01 July 2007

Have you read this thoroughly?

Going into the summer I just want to point my readers (who are you, anyway!) to a very interesting article that I recently reread.
It is a very good interview of Christina Smart (JISC) with Patrick Masson. Patrick Masson is the former Director of Technology for the SUNY Learning Network. He talks extensively, and very honestly (!), about what happened when they tried to implement a Service Oriented Architecture at the State University of New York, an institution with 64 campuses, 30,000 faculty and 414,000 students.

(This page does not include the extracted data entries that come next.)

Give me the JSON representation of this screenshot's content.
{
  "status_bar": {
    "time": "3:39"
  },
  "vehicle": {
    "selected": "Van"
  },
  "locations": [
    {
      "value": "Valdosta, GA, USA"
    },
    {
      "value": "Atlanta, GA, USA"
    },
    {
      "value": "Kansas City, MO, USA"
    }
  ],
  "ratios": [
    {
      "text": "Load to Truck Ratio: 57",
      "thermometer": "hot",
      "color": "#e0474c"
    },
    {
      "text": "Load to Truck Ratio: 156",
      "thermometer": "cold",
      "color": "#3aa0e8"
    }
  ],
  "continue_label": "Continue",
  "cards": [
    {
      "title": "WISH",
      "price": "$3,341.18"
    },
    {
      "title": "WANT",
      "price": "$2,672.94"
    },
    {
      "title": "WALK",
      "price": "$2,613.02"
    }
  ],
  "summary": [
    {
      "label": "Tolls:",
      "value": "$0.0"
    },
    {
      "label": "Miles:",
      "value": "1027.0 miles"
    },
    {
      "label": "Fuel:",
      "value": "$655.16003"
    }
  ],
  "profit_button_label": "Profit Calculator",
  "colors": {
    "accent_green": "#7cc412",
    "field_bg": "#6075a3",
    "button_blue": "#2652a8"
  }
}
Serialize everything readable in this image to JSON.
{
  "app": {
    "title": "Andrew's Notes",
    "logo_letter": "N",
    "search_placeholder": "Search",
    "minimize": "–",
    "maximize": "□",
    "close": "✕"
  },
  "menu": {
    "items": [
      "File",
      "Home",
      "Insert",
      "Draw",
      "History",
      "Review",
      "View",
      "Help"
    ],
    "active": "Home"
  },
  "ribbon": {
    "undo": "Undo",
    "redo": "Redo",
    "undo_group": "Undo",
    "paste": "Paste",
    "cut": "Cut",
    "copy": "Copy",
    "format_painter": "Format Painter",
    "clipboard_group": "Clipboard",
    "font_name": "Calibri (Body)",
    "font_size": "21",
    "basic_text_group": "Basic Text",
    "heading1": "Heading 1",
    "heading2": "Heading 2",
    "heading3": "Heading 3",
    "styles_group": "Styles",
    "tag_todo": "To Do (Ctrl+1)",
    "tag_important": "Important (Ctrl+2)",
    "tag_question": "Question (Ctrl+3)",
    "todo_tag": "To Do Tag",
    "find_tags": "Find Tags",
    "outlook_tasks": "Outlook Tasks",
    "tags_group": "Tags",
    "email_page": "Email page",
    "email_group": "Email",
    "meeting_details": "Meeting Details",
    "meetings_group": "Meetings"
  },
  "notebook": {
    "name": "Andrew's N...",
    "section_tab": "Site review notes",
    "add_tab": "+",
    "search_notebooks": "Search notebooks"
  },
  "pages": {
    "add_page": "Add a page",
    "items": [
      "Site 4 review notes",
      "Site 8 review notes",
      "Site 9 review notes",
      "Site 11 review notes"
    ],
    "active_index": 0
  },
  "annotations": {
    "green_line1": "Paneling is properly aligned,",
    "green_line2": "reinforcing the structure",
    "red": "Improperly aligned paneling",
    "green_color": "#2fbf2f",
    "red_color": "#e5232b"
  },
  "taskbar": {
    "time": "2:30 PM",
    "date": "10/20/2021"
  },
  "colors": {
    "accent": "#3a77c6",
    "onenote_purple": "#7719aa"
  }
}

I will leave you with some quotes from this interview, that you read as a sort of summary. About what the original vision was: "(..) we decided to move away from tool development – because that was already happening in lots of different places, the SLN 2.0 strategy was about providing a framework for those tools to plug in to. (..) We also wanted to take on a versionless approach with our development. (..) This would allow us to introduce new features incrementally. "
The SLN (SUNY Learning Network) 2.0 strategy went wrong because of this vision of moving away from tools and products. Read this: "(..) the administration didn’t like the SLN 2.0 strategy because it couldn't be easily communicated as an “out-of-the-box” solution, you had to understand then educate the users about new concepts like SOA, loose-coupling, data hubs, service buses and message brokers. We ran into the “Build vs. Buy” argument and fears over open source. We lost our support from senior management."
So, senior management was key here, as always :-). Read this last quote: "(..)At the high level people still don’t get it. How many senior managers in charge of technology on campus have a technical background? They might be procurement officers that are put in place to control the costs of technology and find single solution systems for the lowest price. Or maybe they are faculty and they are now responsible for e-learning and IT – how many information technologists are now Chief Information Officers? Not many. And where does the CIO fit in the overall management of a campus? Fundamentally there is a conflict between where we (the developers) are and where the decision makers are."
As I said: highly recommended reading! Patrick also has some things to say about creative students and teacher who already have abandoned, to a certain extent, the central LMS of their institution because it just doesn't do what they want!